[Before I get much further, let me get something off of my chest: Most articles about club shafts misuse the term “torque”. Torque is a force input—the moment of a force acting perpendicular to an axis—but it seems as if every article I read uses the term to denote a shaft’s reaction to that force, e.g., referring to a “low-torque” shaft; instead of the force itself. In this usage a “low torque” shaft is one with high torsional stiffness; that is, a high resistance to twisting.]
The ball and club face are in contact for such a short period—contact time is measured in milliseconds—that there simply is not enough time for the shaft to react to impact forces and significantly affect the interaction between club and the ball[i]. However, the forces acting on the club head during the swing have plenty of time to affect the shaft, which in turn affects the orientation of the club face—and that’s where the physical properties of the shaft come into play.
The downswing is initiated when the golfer accelerates the grip end of the club. The higher the acceleration—that is, the more quickly the golfer gets the club up to speed—the greater the force acting on the club head, at least in the initial portion of the swing. [If you remember anything from Freshman Physics, it should be F=MA (Force = Mass × Acceleration).]
CAUTIONActual science/engineering content follows. Marketing/sales personnel may feel free to look away, or skip entirely.
This is how it works: The centrifugal force generated as the club is swung acts through the perpendicular distance between the center of mass of the club head and the line of the shaft—the moment arm—to produce a twisting force, or moment, which bends the shaft forward, increasing the loft of the club face. The point in the shaft at which it begins to flex under the influence of the swing-induced moment (frequently manipulated by changing material and/or thickness) is the kick point.
Centrifugal force acting on the center of mass of the club head produces a twisting moment that can increase the loft of the club face. |
There are three club-related factors that affect ball flight—swing speed, swing path, and club face orientation—and since swing speed also affects the orientation of the club face by way of the deformation that it induces in the club shaft, it is doubly important when analyzing the swing.
Shaft weight and the overall balance of the club (“swing weight”) have some effect on swing speed, but the overall stiffness of the shaft and the location of the transition, or kick point (if there is one), are the most important characteristics of the shaft when it comes to affecting club head position at impact.

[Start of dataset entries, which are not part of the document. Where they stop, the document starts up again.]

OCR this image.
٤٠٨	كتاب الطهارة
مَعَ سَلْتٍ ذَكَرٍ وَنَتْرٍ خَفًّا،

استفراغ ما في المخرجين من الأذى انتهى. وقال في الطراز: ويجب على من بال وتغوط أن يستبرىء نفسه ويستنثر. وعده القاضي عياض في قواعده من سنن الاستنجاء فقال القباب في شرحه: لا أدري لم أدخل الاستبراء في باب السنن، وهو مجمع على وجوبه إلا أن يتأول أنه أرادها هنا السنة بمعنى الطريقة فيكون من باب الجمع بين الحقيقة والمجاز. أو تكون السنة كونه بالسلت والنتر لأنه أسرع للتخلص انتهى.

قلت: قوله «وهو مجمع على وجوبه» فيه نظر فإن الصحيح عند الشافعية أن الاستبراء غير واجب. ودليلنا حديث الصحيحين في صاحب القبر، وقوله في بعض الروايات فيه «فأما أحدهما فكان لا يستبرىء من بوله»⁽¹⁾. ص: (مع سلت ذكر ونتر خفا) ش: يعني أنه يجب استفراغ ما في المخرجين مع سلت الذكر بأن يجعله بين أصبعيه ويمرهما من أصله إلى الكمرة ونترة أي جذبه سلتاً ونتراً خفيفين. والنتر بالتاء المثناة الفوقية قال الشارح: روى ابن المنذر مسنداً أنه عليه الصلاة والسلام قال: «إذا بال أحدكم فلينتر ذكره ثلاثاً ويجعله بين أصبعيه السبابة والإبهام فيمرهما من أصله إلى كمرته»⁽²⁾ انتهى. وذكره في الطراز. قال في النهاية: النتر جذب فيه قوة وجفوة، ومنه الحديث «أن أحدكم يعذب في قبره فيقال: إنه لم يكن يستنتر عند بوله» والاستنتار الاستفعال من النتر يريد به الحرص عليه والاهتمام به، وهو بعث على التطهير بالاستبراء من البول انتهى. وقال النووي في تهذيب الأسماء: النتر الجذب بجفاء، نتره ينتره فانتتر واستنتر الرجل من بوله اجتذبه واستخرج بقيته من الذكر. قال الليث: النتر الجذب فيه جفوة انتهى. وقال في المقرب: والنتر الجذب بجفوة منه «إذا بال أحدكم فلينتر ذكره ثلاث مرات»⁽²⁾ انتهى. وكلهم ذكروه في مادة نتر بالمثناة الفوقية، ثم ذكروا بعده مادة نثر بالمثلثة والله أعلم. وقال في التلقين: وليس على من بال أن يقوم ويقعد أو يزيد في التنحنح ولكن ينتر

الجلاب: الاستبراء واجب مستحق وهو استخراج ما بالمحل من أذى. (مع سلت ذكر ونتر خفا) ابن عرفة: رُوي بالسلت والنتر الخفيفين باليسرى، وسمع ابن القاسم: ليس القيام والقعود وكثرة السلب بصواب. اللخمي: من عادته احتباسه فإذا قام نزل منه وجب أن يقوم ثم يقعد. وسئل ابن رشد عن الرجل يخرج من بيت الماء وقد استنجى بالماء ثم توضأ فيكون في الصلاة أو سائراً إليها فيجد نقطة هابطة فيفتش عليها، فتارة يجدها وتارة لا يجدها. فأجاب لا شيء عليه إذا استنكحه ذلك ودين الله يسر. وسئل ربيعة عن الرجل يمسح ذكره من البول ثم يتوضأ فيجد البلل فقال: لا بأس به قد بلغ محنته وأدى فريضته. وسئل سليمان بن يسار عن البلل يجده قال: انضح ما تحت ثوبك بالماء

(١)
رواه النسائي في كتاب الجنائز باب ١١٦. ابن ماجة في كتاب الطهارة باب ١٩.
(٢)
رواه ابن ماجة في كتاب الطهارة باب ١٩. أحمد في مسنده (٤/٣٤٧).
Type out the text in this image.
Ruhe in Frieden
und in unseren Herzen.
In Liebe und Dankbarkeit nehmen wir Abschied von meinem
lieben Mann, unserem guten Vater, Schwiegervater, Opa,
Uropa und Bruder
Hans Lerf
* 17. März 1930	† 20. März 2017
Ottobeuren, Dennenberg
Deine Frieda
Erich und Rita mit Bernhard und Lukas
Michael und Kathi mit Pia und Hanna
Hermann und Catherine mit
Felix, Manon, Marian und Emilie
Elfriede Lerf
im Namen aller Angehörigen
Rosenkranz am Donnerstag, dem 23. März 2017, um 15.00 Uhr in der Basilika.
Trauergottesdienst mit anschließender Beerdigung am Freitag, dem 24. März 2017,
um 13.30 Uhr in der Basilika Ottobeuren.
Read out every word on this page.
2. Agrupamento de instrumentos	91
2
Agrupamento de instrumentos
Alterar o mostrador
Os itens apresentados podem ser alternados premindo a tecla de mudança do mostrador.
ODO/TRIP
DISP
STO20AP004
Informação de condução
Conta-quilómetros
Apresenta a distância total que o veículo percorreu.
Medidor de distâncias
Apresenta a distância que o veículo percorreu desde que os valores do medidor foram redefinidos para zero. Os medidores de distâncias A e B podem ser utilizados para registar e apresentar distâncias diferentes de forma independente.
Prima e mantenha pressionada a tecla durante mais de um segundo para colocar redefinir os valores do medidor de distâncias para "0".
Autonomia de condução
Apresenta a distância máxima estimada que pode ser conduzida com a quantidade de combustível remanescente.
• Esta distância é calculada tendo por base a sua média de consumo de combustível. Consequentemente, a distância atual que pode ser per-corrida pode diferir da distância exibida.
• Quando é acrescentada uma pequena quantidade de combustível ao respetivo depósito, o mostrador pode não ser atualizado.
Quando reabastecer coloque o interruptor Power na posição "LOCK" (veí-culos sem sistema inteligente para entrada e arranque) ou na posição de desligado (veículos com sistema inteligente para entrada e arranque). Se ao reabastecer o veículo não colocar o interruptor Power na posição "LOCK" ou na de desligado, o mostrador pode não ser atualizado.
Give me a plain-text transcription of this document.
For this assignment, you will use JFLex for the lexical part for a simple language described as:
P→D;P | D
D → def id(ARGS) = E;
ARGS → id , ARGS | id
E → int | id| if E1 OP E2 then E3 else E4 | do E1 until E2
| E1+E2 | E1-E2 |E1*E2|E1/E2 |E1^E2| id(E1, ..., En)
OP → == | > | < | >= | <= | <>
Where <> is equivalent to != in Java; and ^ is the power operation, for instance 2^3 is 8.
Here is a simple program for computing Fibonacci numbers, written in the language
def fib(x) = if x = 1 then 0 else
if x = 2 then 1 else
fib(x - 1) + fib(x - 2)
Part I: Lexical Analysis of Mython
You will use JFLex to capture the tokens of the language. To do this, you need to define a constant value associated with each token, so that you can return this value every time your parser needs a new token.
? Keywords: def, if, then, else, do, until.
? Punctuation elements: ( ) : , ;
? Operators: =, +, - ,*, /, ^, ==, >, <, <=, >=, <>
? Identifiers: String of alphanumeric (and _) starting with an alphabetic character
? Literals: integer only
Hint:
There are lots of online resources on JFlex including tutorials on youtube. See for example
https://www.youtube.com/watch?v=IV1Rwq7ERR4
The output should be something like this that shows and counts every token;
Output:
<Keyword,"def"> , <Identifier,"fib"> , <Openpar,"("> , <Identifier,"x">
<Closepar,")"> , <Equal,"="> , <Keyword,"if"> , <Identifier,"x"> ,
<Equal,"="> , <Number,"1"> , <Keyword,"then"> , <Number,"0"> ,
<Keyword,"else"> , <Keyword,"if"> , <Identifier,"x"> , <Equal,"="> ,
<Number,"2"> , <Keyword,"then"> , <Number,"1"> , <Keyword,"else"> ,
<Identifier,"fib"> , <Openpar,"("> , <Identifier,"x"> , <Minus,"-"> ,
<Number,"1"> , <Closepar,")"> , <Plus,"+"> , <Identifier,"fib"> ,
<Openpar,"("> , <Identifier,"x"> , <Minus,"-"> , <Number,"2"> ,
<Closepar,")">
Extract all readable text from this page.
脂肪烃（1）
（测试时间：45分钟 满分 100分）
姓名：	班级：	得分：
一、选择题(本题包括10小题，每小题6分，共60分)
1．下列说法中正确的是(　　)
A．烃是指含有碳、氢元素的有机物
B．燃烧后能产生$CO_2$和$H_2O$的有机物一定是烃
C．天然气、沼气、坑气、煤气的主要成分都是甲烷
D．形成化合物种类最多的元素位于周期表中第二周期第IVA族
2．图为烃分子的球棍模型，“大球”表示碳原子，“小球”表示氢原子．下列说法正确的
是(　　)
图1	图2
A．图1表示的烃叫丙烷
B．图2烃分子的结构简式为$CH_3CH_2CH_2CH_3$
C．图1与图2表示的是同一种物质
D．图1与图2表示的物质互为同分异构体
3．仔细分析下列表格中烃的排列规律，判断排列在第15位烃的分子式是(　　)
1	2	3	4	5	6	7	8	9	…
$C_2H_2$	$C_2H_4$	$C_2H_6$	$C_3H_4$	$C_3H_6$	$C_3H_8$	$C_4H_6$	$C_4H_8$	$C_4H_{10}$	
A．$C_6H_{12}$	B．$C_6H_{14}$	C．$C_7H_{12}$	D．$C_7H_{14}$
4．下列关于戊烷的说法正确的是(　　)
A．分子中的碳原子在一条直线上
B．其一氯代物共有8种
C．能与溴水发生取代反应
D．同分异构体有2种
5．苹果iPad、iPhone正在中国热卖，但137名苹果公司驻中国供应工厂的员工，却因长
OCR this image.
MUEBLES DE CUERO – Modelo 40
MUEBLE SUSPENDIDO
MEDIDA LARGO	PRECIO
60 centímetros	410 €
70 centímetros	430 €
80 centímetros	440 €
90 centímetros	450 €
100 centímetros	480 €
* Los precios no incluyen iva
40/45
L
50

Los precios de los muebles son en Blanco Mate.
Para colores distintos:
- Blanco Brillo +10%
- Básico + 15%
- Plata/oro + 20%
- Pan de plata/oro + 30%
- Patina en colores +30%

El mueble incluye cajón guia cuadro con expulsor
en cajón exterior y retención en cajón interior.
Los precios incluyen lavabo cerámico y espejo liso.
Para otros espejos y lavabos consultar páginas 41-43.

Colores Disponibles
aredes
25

As mentioned above, the shaft’s response to swing speed—that is, the amount of “kick”—is dependent upon the overall stiffness of the shaft, the location of the kick point, and the magnitude of the force acting on the shaft. The magnitude of the centrifugal force is determined by swing speed and the length of the moment arm, M, which is determined by the location of the club head’s CG, or center of mass. Now do you get what I said about a can of worms?
A look back through that shopping list of factors which determine how the shaft affects club face orientation at impact can set your head spinning when you consider the variability of those factors— and perhaps the most variable of them all is the swing.
A good club-fitter, with the right data-gathering technology and a wide variety of shaft/club head combinations at their disposal, will be able to sort through the variables and put any golfer into the optimum combination of shaft and club head for their swing. But which swing are you being fit for? Your usual 9/10ths driver swing? The little poke you take to keep the ball in play on a narrow fairway? Or your all-out, swing-for-the-fences lash for those long carries or ego-tempting drivable par-4s? Is one shaft going to be satisfactory for the full range?
Because swing speed is so variable, and because the ripple-down effect of swing speed on flex-induced loft increase varies with swing speed, I think that reducing one area of variability in the swing—shaft flex—can go a long way toward producing consistent ball flight, and the best way to do that is to go with a stiff shaft.
I think that the real effect here is actually a sort of back-formation; that is, since lower swing speeds produce less loft increase, these players can use a more flexible shaft without inducing a large increase in loft which would cause the ball to launch at a too-high angle. Also, shafts that are more flexible generally also have a softer “feel”, a purely subjective aspect of club performance that many players associate with improved touch and control.
Launch angle is the aspect of ball flight that is probably most affected, and most directly affected, by the kick point loft increase that we have been discussing—but launch angle can be controlled more consistently by ball placement relative to stance, and by teeing height. Set up with the ball more forward in the stance and/or teed up higher, and a higher launch angle results; moving the ball back in the stance and teeing it lower will do the reverse.
So why, when launch angle can be managed directly and more consistently by these two very controllable factors, would a player rely on the highly variable factor of kick-point loft increase to achieve the desired launch angle? Looking at the problem from that point of view, I have come to the conclusion that the best shaft for any given swing is the lightest shaft which is stiff enough to minimize shaft flex before impact.